Just weeks later, Joe was leaving.  My son, my father’s namesake, was being deployed to the Middle East to serve his country. . .  Joe’s homecoming was February 11, 2005, a wonderful Valentine’s Day present.  In the crowded cafeteria at a school in Youngstown, teary eyed, my Mom presented Joe with my Father’s flag for his faithful service to our country.

Phone Cards For The Troops

Slide1On September 11, the 7th Annual Phone Cards for the Troops silent auction and luncheon took place at Windows on the River. As part of the fund raiser, I had the happy task of signing Love You More Than You Know.

One of the guest speakers was George Sleigh, a British-born naval architect. By the grace of God, he narrowly escaped death as his office is on the 91st  floor in the north tower. The first plane exploded into the 93rd to 98th floors of the World Trade Centers’ north tower. No one survived above the 91st floor. As he climbed out of the rubble of his office, he prayed. George and the twelve other people in his office escaped down the only stairway that wasn’t blocked.

It took 45 minutes to descend that stairway. George became separated from his friends. They met the young firemen wearing 60 pounds of equipment coming up the stairs to try and rescue people (343 firemen lost their lives that day). Reaching  the ground floor concourse, George was flung into a wall by the force of an explosion coming from the south tower. That was the second time he prayed.

Blinded by darkness, dust, and smoke a rescue worker miraculously appeared with a flashlight showing George and two other men where to exit the building (70 port authority personal workers died that day).

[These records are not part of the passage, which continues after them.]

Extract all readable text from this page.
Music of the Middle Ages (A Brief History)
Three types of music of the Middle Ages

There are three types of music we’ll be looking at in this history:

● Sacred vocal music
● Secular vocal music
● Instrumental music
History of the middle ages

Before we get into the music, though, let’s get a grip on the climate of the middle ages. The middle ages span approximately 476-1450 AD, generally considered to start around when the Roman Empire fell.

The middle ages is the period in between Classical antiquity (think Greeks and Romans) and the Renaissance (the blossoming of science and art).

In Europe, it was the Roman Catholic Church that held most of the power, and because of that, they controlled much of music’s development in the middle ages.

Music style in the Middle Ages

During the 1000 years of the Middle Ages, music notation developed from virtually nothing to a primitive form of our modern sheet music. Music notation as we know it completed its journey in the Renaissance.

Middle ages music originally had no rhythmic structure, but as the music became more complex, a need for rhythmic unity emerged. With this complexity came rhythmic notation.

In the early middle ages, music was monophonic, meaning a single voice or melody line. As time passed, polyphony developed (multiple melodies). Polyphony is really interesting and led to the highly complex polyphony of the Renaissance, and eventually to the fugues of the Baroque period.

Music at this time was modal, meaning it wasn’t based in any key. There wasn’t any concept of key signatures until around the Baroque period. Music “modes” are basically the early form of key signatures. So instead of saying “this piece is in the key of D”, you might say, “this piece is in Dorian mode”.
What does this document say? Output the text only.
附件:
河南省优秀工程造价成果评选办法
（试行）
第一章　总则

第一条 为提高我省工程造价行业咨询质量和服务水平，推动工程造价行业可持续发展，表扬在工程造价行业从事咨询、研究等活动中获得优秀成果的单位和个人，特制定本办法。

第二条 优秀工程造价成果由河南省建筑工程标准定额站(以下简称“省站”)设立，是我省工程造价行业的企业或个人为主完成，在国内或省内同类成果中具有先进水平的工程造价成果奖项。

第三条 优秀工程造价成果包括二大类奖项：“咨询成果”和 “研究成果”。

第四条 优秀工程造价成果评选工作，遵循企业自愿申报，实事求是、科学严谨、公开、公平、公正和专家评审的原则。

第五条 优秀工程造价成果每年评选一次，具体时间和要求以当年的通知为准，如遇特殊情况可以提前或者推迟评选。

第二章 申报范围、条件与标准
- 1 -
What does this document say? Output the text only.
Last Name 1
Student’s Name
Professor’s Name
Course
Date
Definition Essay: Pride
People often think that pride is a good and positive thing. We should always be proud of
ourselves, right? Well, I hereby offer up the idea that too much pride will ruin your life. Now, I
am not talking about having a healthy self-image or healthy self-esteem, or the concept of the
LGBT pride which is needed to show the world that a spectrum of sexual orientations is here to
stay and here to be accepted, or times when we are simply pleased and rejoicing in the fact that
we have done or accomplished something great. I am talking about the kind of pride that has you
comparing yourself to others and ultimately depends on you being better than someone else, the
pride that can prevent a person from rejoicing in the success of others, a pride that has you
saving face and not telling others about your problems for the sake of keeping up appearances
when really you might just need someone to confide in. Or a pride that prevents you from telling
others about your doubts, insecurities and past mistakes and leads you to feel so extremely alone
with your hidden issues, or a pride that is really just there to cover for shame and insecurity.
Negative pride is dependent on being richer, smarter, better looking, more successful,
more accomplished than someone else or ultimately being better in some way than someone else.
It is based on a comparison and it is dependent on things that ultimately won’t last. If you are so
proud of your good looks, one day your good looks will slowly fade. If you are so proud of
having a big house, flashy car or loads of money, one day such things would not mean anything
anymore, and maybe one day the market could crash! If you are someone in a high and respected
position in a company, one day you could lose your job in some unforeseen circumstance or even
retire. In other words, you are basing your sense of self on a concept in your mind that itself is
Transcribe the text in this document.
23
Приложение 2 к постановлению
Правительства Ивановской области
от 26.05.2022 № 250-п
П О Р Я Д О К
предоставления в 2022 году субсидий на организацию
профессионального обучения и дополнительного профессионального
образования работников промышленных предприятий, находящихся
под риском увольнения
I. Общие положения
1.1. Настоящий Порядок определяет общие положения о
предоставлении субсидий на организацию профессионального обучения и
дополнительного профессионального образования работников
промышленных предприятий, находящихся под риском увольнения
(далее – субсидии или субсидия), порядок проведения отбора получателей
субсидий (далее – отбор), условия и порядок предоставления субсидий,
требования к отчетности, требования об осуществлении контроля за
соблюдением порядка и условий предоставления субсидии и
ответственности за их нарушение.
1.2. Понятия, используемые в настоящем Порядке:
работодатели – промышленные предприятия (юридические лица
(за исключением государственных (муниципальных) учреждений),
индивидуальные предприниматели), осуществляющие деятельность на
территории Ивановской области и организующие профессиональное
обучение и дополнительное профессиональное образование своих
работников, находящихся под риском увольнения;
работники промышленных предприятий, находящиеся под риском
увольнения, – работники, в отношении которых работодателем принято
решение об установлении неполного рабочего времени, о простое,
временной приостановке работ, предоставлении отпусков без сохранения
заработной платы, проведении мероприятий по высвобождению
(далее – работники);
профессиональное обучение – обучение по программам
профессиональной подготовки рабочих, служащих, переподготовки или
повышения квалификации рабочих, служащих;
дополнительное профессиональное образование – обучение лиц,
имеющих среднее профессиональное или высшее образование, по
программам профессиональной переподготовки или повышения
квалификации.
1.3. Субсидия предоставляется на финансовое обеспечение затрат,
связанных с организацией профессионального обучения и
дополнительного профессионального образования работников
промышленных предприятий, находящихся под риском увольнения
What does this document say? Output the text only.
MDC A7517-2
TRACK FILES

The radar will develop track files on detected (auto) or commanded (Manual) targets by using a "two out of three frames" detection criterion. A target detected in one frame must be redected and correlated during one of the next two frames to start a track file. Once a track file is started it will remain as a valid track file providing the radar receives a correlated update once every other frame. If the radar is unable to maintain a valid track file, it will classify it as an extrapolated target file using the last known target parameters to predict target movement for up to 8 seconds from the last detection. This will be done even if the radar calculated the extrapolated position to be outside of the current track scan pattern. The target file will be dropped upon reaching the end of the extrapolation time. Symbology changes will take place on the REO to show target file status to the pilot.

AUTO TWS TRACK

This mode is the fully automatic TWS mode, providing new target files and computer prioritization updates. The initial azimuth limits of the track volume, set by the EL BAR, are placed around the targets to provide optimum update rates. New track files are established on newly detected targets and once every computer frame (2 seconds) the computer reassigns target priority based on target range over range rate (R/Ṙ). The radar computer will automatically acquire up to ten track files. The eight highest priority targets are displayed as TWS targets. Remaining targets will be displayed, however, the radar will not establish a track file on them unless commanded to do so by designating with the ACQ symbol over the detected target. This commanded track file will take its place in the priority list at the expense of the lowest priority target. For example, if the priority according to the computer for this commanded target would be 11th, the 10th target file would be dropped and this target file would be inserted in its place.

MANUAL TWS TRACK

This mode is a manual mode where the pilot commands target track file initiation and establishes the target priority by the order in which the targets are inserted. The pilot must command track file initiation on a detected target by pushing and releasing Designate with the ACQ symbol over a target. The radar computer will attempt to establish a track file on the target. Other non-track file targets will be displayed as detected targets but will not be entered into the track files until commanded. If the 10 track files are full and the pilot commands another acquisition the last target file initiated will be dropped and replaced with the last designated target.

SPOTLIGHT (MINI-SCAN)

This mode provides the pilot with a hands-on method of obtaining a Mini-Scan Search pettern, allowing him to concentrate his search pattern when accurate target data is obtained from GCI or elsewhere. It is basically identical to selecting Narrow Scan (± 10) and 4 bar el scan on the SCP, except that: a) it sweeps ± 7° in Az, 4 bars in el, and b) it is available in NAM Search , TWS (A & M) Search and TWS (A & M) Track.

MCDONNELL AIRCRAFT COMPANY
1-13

As George and the men managed to walk out of the building, a young photographer took their picture.

The photographer then sprinted to his nearby apartment and emailed the picture to his London office.  George’s sons happened to be working in London at the time and were desperate to hear from their father and know that he was safe. International phone lines were jammed. The next morning they opened the paper in London to see a picture of their father walking away from the disaster. (I cropped the picture George sent me.)

Because of what happened on 9/11, my son and many other brave men and women enlisted to help protect our country. God bless our troops and keep them from harm.